The loneliness of the long-distance teacher

March 2020 was just the start…

[Picture: Lala Ladedalounge]

At least the badly-exploited Glovo guys on their bikes get together in the public square. They can have a chat or a moan with each other between deliveries.

Unlike them, the average Business English teacher here in Spain is now more than likely to be sitting solo at a desk (or a kitchen table) facing the computer screen, doing their class on Zoom.

Working remotely, it’s called here and the word remote doesn’t just mean physically.

The days of having a fixed place, an office desk and real-life human colleagues in the same building? That’s all fading fast, gone for many of us already.

This month marks 5 years since the COVID 19 pandemic suddenly meant that traditional face to face language classes were impossible.

Teachers and our students needed to automatically know how to be experts at language lessons online. After a few months of it, usually doing around 5 hours a day of intense 1 to 1 with equally exhausted in-company employees, I remember seriously asking myself if I was real.

It felt distinctly as if I were just a one dimensional talking head, like s1mone, the virtual actress in that wrongly-neglected Al Pacino film I’d shown my secondary school students back in 2005 in England.

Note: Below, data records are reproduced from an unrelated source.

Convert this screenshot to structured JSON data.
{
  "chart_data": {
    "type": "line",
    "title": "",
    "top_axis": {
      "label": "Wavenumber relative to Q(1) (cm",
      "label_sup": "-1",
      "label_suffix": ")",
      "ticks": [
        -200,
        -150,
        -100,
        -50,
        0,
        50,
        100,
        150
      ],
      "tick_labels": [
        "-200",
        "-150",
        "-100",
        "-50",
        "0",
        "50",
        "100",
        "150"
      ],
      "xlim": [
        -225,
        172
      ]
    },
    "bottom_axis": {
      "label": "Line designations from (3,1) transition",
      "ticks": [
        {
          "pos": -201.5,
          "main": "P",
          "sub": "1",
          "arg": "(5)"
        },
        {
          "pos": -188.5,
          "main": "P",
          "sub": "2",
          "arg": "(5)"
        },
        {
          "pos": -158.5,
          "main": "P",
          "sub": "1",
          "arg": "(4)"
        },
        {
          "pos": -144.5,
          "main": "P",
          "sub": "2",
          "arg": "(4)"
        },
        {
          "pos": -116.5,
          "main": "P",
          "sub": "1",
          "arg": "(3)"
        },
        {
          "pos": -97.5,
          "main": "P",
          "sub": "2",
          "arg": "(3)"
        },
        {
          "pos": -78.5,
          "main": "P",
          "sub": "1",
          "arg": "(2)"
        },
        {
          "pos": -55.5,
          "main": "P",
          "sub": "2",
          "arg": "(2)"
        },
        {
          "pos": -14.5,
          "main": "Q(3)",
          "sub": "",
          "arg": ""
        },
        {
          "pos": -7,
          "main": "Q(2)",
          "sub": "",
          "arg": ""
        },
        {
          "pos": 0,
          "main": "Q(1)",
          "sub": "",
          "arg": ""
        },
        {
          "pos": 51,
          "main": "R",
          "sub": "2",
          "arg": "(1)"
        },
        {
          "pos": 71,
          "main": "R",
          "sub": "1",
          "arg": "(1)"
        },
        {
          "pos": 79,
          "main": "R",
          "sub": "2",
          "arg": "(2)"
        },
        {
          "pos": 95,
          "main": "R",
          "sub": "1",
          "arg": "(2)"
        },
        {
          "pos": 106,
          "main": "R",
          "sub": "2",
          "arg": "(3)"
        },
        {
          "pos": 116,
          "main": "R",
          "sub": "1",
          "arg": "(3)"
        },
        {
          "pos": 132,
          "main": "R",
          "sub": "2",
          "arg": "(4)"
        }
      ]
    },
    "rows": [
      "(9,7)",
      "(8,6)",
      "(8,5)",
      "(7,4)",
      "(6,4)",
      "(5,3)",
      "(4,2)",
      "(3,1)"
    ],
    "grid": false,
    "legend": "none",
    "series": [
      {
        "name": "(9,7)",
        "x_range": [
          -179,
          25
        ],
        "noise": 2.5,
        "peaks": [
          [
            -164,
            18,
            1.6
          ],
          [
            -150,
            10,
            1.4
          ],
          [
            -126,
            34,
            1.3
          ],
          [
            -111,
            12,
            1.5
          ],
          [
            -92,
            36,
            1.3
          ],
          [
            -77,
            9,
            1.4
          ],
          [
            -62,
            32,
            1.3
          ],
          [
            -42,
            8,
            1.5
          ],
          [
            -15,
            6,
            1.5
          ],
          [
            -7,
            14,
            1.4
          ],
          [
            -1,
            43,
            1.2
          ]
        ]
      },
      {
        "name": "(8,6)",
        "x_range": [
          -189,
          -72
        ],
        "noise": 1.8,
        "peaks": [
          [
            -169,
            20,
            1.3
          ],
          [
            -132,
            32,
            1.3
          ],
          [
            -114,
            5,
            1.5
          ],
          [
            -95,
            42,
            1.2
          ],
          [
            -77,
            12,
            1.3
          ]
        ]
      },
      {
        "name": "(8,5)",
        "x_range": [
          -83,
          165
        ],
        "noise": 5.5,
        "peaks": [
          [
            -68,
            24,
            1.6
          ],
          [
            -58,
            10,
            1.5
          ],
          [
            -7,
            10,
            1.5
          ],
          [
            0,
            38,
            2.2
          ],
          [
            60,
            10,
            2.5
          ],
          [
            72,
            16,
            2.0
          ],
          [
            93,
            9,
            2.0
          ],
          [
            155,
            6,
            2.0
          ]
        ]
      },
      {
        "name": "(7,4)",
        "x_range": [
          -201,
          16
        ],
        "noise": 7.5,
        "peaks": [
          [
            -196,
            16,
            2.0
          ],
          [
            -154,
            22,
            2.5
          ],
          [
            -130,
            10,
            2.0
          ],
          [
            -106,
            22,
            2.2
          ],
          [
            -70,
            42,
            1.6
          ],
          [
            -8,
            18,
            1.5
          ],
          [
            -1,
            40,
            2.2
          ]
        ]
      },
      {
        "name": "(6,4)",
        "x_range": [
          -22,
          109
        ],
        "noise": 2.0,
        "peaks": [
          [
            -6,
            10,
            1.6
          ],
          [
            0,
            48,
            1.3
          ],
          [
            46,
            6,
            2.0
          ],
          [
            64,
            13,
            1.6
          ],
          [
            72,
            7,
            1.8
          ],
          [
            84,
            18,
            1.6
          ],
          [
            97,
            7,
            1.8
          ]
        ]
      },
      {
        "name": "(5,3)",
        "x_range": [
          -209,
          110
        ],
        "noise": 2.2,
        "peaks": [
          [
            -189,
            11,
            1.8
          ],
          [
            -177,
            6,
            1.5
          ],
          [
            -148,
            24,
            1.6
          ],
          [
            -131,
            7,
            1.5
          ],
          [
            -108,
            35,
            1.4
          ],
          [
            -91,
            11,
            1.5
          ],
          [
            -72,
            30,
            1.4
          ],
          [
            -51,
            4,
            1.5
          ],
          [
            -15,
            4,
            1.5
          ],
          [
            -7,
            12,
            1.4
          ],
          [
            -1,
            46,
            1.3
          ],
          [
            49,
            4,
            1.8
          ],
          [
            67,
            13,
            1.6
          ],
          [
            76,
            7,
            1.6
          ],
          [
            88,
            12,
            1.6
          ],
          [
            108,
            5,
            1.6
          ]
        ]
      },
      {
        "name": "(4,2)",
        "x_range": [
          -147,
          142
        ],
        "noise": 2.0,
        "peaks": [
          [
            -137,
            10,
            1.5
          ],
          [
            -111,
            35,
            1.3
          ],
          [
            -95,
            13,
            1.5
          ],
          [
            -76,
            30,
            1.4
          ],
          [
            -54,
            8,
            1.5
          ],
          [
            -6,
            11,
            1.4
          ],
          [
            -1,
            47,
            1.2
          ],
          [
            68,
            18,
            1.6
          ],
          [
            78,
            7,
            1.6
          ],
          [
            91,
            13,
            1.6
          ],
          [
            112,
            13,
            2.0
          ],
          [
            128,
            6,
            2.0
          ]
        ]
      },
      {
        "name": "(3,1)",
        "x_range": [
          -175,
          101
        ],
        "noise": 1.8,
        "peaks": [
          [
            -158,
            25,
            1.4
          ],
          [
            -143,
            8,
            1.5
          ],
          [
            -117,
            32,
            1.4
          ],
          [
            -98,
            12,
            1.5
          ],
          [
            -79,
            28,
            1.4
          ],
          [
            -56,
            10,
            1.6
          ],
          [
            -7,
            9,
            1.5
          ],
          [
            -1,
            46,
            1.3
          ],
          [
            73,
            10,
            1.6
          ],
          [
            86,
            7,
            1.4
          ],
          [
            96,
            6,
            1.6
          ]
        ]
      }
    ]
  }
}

Fortunately for me, I had, and still have, a wife who teaches (Maths to teenagers) and that makes all the difference​, giving me someone to vent to.​ And it’s mutual.

We both remember when I started in mid-1990s Australia (in Canberra) when trade union membership was compulsory for government teachers.

If you had a problem you could take it to a union rep. That, without the fear of reprisal or disciplinary “revenge” from management.

Teachers largely helped one another in a collegiate style. You had comrades.

The kids were hard but your workmates understood. As frazzled as they were too, there was a shared mentality: we were​ side-by-side in the trenches, so to speak.

Fast forward to 2025 and most of my teaching is still online but today, for the main company I work for, my students can book me at 6 hours notice.

They can also cancel me in the same time frame. Just last year the industry standard was 24 hours notice to cancel and you were paid for the session if it was scrubbed by the student inside that 24 hours.

This week, I had students cancelling 45 minutes before the class and as little as 25 minutes​ before.

OK, at least I get paid for those two but any semblance of a predictable timetable has gone with the 21st century​ titanium-tainted ​wind.